3 Comments [leave a civil comment (others will be removed) and please disclose relevant affiliations]

  1. Yes, the performance was thrilling. The expressive variations between the singers, and within the parts for each singer, were especially striking. It was even more wonderful at the 2nd performance, on Sunday.

    Comment by LoisL — May 7, 2013 at 10:04 am

  2. Joule Harvey’s voice was appallingly beautiful. I was seated about thirty feet from her, and my response was one I can only describe as awe, in the old-fashioned Old Testament sense. It wasn’t what I would call expressive (not that there was much to express in the execrable libretto), or even human; a listener in another room might have thought he or she was hearing some strange, wonderful alien instrument. The extremity was reached in the first-act duet with Hamor, sung by the countertenor William Purefoy, in which these two otherwordly voices, one of them painfully beautiful, twined around each other with supernatural cleverness and grace, with brief moments where they intersected and resonated in a state of rapture.
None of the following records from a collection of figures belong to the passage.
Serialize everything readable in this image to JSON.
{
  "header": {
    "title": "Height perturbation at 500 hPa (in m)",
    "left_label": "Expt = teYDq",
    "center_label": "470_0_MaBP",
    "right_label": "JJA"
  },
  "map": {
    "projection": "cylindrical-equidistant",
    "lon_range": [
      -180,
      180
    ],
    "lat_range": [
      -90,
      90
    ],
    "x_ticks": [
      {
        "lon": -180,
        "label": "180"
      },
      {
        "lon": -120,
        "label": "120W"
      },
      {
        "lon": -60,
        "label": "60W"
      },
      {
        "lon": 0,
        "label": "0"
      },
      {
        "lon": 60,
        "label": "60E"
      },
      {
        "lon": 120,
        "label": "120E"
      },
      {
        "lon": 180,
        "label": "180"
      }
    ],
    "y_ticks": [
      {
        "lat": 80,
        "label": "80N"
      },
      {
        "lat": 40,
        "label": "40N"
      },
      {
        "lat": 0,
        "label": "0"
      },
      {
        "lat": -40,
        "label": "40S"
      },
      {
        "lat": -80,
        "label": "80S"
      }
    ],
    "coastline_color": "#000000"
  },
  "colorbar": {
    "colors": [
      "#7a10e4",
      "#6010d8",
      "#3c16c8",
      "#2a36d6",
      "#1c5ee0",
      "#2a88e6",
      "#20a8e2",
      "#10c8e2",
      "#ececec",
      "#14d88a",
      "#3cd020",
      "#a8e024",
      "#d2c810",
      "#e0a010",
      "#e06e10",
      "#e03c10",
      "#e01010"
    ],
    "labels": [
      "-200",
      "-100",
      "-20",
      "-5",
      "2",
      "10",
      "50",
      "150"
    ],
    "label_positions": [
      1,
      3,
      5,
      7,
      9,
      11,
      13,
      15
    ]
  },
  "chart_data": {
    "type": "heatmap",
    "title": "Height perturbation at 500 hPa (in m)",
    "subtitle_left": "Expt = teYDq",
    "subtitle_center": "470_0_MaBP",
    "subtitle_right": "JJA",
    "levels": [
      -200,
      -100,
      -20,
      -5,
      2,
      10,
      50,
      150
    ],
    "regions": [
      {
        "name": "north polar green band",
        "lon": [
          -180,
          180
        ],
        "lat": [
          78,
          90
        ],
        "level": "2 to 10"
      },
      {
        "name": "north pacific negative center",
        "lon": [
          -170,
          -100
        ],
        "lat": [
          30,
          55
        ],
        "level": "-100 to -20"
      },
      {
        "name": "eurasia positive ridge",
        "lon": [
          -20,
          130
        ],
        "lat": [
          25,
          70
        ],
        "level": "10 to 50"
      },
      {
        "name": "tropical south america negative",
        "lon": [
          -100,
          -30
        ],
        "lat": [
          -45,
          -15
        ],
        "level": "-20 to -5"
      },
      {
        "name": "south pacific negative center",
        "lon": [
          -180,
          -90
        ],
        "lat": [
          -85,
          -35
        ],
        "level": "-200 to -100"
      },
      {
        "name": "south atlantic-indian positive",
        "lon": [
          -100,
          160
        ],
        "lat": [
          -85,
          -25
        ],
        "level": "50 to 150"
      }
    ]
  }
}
    The libretto, which I often found myself wishing was in another language, one I did not understand, is by the Reverend Thomas Morell, a “Greek scholar”, and displays all the nuance and lyrical facility one would expect of a Greek-speaking clergyman. One would have thought that an eighteenth-century Anglican minister would have regarded rewriting scripture as a fearsome offense, but the Rev. Morell apparently felt no such qualms. The result is that the closest thing the Bible contains to genuine tragedy is transformed into a Sunday-school cautionary tale. Apparently this particular bit of revisionism was popular at the time, cravenly justified by a quibble about a syllable. It is not too surprising; this was an age that preferred Nahum Tate’s revision of King Lear, in which Lear and Cordelia live happily ever after. Morell provides such immortal lines as Jeptha’s cry on attaining the Judgeship, that “goodness will make me great,” not exactly tragic-hero stuff (though it is repeated, tragically, about two hundred times), and the chorus’ response to the shocking reversal when Jeptha’s rash vow is revealed: after hemming and hawing for a bit, it decides that, God being God and all, “whatever is, is right !” It is so confident in this barbarous sentiment that it repeats it with growing emphasis until the point cannot be mistaken.

    The music, however is by Handel. Some of the huge contrapuntal choruses are glorious, especially if you ignore what they are about, and the arias could melt a heart of stone, or even, possibly, of a critic.

    Comment by SamW — May 9, 2013 at 9:06 am

  3. Edit: Joélle, not Joule. I did not mean to suggest that she was a spirit of pure energy, though she sounded like one.